Information to Be Communicated
The Minister may communicate or otherwise make available to the public, in any manner that the Minister considers appropriate, the name of any person or partnership that makes an application under the 75% wage subsidy.
Ensuring Compliance and Record Keeping
In order to maintain the integrity of the program and to ensure that it helps Canadians keep their jobs, the employer would be required to repay amounts paid under the CEWS if they do not meet the eligibility requirements.

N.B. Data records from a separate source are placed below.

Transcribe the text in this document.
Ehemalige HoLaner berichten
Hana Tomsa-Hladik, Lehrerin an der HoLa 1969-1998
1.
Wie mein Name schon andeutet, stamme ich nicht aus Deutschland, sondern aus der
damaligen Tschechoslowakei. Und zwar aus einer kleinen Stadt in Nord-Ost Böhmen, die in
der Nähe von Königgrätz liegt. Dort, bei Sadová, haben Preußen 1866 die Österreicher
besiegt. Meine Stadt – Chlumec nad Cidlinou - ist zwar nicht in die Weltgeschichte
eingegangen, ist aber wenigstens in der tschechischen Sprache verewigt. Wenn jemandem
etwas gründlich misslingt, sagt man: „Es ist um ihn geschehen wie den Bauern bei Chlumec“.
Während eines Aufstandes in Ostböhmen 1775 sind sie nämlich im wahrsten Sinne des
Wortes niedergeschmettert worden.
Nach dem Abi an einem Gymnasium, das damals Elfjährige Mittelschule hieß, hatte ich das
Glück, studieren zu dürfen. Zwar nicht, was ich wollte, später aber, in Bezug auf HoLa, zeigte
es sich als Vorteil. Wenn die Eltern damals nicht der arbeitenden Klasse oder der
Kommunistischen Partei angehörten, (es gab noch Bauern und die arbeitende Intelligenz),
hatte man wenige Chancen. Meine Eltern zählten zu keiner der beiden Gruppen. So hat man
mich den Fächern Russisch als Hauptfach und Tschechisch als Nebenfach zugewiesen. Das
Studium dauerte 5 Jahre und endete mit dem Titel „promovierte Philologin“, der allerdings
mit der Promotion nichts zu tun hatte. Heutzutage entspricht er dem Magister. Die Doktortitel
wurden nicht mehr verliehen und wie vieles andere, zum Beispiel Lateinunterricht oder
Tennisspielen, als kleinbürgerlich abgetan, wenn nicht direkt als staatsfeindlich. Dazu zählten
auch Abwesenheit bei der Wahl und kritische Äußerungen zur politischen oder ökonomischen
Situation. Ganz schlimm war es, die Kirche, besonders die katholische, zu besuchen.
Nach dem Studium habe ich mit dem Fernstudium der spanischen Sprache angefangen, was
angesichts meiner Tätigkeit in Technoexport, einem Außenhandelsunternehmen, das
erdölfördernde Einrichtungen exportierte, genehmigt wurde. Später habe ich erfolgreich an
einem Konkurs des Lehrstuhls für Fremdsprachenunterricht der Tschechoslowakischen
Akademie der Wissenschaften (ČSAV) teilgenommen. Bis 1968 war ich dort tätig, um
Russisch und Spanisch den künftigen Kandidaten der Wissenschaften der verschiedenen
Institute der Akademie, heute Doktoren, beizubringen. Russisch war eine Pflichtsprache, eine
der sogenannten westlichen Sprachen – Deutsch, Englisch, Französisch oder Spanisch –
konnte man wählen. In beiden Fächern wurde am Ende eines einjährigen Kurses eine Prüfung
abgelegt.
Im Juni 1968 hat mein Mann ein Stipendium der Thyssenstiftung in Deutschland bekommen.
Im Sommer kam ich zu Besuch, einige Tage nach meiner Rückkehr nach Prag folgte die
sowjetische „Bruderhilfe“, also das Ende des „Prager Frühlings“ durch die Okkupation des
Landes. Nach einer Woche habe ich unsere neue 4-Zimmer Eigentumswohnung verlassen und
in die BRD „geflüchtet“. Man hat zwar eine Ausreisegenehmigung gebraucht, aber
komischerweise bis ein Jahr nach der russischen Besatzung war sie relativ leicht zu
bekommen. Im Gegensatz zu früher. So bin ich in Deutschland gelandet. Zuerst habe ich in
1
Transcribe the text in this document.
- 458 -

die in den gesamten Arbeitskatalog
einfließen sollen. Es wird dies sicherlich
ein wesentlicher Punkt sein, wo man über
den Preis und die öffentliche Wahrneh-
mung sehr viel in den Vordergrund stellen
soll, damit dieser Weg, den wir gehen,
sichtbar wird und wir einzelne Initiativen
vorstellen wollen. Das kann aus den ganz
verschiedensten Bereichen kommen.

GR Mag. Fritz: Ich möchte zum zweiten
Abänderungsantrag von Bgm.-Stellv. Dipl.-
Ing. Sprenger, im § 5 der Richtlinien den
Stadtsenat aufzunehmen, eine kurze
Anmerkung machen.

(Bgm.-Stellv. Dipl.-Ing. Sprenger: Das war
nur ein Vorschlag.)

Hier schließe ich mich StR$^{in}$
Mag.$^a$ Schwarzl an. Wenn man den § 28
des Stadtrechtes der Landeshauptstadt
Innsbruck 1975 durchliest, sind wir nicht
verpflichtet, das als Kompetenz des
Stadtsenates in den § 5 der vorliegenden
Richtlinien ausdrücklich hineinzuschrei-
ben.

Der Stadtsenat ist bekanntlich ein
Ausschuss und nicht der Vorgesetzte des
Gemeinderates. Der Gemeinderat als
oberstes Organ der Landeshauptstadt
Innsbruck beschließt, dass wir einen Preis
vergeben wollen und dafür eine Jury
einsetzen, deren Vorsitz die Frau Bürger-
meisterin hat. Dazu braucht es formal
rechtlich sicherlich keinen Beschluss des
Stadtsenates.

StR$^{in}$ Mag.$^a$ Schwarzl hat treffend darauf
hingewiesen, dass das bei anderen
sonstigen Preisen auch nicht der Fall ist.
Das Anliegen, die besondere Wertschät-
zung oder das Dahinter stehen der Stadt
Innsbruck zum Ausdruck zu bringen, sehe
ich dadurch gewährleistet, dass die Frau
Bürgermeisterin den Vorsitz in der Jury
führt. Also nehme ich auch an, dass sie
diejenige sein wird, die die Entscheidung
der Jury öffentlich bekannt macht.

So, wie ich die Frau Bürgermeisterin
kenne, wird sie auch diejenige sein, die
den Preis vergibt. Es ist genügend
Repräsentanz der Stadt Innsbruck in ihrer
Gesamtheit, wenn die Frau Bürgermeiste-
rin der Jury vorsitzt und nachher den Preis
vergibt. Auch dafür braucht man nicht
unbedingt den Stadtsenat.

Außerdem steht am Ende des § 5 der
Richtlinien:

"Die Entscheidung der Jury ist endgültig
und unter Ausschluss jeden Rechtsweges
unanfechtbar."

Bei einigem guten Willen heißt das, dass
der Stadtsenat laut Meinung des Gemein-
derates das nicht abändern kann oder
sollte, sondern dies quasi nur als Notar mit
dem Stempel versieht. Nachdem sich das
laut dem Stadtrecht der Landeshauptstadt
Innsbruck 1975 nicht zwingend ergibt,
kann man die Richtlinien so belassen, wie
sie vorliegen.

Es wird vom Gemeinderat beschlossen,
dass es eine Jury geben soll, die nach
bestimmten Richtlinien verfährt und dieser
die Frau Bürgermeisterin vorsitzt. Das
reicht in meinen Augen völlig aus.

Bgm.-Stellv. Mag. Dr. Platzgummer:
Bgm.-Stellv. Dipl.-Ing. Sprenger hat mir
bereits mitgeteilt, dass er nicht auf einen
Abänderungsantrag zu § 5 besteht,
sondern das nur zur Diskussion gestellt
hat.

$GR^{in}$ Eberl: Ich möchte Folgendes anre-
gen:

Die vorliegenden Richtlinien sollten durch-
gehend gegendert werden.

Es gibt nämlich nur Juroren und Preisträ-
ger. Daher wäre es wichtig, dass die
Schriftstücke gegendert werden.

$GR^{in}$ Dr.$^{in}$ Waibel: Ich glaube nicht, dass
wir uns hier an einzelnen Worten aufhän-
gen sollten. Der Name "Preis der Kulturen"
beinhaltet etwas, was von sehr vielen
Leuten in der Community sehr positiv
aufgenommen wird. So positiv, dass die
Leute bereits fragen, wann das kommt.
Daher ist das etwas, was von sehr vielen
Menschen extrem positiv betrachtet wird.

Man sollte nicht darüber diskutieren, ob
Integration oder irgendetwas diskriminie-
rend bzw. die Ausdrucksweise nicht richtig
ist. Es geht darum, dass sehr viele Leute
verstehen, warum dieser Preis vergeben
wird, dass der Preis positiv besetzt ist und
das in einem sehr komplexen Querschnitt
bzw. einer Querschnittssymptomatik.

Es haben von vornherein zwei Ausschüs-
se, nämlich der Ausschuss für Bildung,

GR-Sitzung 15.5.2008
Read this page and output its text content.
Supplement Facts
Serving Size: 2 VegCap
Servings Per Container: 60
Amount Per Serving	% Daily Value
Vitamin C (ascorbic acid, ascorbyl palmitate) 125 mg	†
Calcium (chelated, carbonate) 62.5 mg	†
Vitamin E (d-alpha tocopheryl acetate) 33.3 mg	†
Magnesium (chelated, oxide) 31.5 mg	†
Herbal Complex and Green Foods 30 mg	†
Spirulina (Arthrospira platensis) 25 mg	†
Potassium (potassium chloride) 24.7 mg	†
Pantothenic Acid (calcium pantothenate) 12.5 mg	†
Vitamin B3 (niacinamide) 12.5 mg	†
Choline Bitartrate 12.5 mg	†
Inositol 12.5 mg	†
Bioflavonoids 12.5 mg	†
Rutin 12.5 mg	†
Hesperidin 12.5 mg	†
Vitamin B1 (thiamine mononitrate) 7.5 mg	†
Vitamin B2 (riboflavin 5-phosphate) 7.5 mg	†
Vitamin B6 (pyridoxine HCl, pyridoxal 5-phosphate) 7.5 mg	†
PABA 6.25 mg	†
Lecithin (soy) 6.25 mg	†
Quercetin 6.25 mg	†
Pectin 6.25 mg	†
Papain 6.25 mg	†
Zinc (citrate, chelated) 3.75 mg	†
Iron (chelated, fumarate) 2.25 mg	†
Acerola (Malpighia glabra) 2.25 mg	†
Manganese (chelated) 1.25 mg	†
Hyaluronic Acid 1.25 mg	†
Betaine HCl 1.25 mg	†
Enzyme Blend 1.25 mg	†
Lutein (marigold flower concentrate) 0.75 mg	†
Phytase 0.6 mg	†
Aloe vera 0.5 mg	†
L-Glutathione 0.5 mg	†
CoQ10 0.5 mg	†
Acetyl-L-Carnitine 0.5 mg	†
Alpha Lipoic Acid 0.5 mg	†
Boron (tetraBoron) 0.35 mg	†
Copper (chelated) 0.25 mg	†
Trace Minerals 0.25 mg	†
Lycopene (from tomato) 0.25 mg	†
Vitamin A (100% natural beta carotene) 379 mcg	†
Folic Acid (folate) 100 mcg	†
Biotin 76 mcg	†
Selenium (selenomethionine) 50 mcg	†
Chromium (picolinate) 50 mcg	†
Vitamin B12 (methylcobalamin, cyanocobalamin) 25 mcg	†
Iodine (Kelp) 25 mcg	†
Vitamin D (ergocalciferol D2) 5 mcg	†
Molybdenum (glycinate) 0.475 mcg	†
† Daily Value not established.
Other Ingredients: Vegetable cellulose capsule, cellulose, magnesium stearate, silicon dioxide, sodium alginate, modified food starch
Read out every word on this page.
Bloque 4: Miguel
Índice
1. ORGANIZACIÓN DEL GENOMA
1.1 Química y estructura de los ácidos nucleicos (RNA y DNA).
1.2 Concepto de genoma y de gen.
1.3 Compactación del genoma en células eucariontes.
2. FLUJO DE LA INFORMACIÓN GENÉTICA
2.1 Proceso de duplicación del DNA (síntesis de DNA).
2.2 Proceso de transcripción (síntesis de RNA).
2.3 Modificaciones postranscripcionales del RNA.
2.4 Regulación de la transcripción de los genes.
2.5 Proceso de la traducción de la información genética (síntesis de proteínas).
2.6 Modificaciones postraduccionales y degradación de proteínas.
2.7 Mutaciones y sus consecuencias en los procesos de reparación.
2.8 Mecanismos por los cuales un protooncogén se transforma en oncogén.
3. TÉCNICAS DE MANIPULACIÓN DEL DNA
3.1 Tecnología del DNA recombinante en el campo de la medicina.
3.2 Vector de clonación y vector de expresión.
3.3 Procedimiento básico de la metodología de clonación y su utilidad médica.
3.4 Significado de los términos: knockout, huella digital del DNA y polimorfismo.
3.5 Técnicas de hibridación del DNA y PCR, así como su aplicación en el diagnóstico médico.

It is recommended that employers maintain supporting documentation and records with respect to any claims made under the Canada Emergency Wage Subsidy. This would include (but not limited to):
- Clear documentation to substantiate the reduction in gross revenues for the period in which the subsidy is claimed
- Documentation showing that the entire subsidy has been passed on to eligible employees and if not, the reasons as to why this was not possible
The CRA has also stated that they may require an applicant to provide a full list of its employees and their Social Insurance Numbers.
The usual treatment of tax credits and other benefits provided by the government would apply. Thus, the wage subsidy received by an employer would be considered government assistance and be included in the employer’s taxable income.
Assistance received under either wage subsidy would reduce the amount of remuneration expenses eligible for other federal tax credits calculated on the same remuneration.
Disclaimer: The COVID-19 Canadian tax policies in the above article are changing rapidly as the governments introduce new measures. Certain details have yet to be published. We will aim to update them as soon as they are available.